Souvent cumulées, ces altérations rendent les rivières plus sensibles aux effets du changement climatique : augmentation des températures de l’eau, baisse des débits estivaux qui réduit la dilution des polluants…. Cela se traduit concrètement par des espèces aquatiques fragilisées et dans les cas les plus graves, par leur disparition. Ces altérations peuvent également compromettre l’alimentation en eau potable, à partir des cours d’eau ou des nappes souterraines, ainsi que les activités économiques et récréatives qui dépendent de ces milieux.
Vous trouverez sur ce lien le rapport Etat des Eaux :
https://www.eaurmc.fr/upload/docs/application/pdf... et sur ce lien des visuels :
https://www.eaurmc.fr/upload/docs/application/pdf...
Des solutions pour agir
Reconquérir le bon état des eaux suppose de restaurer durablement l’ensemble des paramètres physico-chimiques et biologiques qui caractérisent un milieu aquatique en bonne santé. Cela nécessite d’agir sur l’ensemble des causes de dégradations en mobilisant tous les acteurs du territoire. Cette gestion intégrée des milieux aquatiques doit être pensée et mise en œuvre à l’échelle d’un bassin-versant ou de l’aire d’alimentation d’une nappe souterraine, dans le cadre d’une solidarité amont-aval, pour couvrir l’ensemble des enjeux.
C’est pourquoi l’agence de l’eau soutient les actions nécessaires à la restauration du bon état, l’élaboration et la mise en œuvre de plans d’actions et de contrats pluriannuels, multithématiques et concertés, associant plusieurs partenaires, pour atteindre le bon état des eaux.
Par exemple, sur la Nappe de Dijon Sud, soumise à des pollutions de toutes origines, mais également déficitaire en eau sur les bassins versants de l’Ouche, de la Vouge et de la Tille, les actions engagées dans le cadre des deux contrats de nappe, associées à une évolution de la réglementation, ont permis d’améliorer la qualité des eaux. Les résultats sont positifs sur la source de Cent Fonts, exutoire naturel de la nappe superficielle.
Autre exemple récent sur le ruisseau de Bénusse, affluent en rive droite du Doubs dont la qualité s’améliore grâce aux efforts de chacun comme la restauration du cours d’eau, l’optimisation de la station d’épuration de Dannemarie-sur-Crêtes et de son réseau d’assainissement et la limitation des rejets des professionnels de la zone d’activité.
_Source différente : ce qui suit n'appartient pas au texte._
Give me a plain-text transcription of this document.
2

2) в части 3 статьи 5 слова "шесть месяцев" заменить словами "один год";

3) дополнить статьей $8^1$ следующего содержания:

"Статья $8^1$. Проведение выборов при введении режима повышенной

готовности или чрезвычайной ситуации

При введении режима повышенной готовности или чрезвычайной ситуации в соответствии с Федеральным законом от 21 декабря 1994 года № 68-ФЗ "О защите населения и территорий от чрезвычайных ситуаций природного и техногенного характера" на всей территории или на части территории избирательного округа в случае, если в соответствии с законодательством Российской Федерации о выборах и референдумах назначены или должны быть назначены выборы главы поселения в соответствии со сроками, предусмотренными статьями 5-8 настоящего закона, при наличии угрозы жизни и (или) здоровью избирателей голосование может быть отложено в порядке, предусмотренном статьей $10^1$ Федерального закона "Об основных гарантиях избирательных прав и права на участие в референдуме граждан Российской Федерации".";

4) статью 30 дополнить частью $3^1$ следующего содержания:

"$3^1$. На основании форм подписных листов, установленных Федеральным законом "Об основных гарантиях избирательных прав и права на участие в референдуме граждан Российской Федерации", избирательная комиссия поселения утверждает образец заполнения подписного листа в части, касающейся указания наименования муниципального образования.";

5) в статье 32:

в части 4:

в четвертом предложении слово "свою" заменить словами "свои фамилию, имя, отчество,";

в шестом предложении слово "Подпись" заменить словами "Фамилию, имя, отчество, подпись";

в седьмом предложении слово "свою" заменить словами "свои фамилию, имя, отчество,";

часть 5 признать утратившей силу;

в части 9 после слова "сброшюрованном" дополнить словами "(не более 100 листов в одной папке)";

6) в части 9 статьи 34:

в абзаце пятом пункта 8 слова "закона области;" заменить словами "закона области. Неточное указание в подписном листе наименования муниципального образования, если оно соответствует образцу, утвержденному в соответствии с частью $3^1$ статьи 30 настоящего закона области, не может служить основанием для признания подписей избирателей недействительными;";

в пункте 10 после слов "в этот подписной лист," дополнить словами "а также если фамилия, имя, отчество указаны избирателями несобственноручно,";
Les travaux sont encadrés par un suivi poussé de la qualité et de la quantité de l’eau, des sols, de la faune (poissons et insectes) et de la flore.
Des données accessibles à tous
L’agence de l’eau met à disposition du public toutes les données acquises dans le cadre de la surveillance.
Eaux superficielles
https://www.naiades.eaufrance.fr/
Eaux souterraines
https://ades.eaufrance.fr/
Bilan interactif de la qualité des eaux des bassins Rhône-Méditerranée et Corse
https://rhone-mediterranee.eaufrance.fr/bilan-annu...
L’application « Qualité rivière » permet de s’informer sur la qualité écologique des cours d’eau, sur les espèces de poissons qui s’y trouvent et sur la qualité des eaux de sites de baignade autorisés.